The New Convertible Note has a principal amount of $1.5 million, bears interest at an annual rate of 15.79% payable in cash at maturity, and matures on April 12, 2030. AEON may not prepay it before maturity. It is secured by a first‑priority security interest on substantially all assets of AEON Biopharma and its subsidiary and includes covenants restricting additional debt issuance.
Under what conditions can Daewoong’s new note convert into AEON Biopharma equity?
The New Convertible Note will automatically convert in whole into common shares or pre‑funded warrants if AEON completes a qualified financing of at least $30.0 million in aggregate gross cash proceeds, at a 1.3x factor on principal plus accrued interest divided by the financing share price. Daewoong also has a 30‑day optional conversion right at a 1.3x factor if AEON announces a Biologics License Application submission for ABP‑450 as a biosimilar to BOTOX or consummates a Change of Control.
What warrants will Daewoong receive from AEON Biopharma and what are the exercise terms?
Daewoong may receive pre‑funded warrants, each exercisable for one share of common stock at an exercise price of $0.0001 per share, which are immediately exercisable until fully used. It will also receive a common stock warrant to purchase up to 8,000,000 shares at an exercise price of $1.09392 per share, exercisable for cash only and usable at any time until the five‑year anniversary of issuance.
Is stockholder approval required for AEON Biopharma’s exchange transaction with Daewoong?
Yes. The exchange is subject to stockholder approval in accordance with NYSE American rules, as well as other customary closing conditions described in the Exchange Agreement. AEON expects to file a proxy statement on Schedule 14A to seek this approval.

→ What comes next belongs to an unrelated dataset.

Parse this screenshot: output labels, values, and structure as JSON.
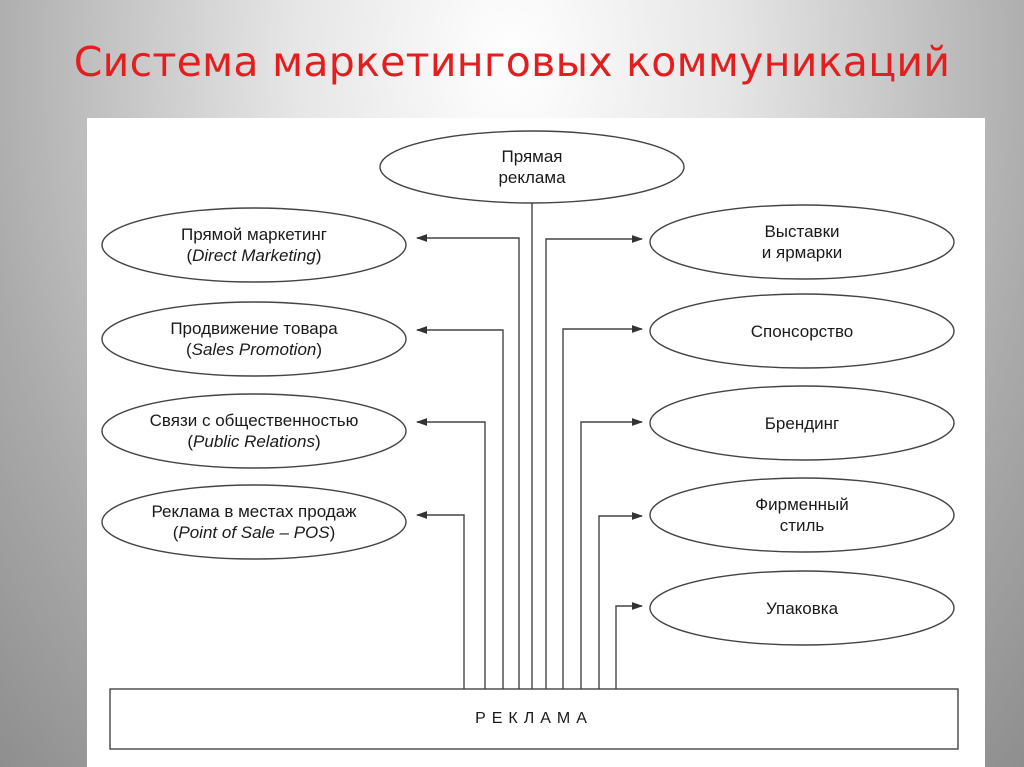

How is Daewoong’s ownership in AEON Biopharma limited under the exchange and warrant terms?
Pre‑funded warrants may be issued instead of shares to prevent Daewoong’s beneficial ownership of AEON’s common stock from exceeding 49.99%. In addition, Daewoong cannot exercise any portion of the pre‑funded warrants or the common stock warrant if doing so would cause it to own more than 49.99% of the outstanding common stock immediately after exercise, subject to potential changes to this percentage upon 61 days’ notice as allowed by the warrant terms.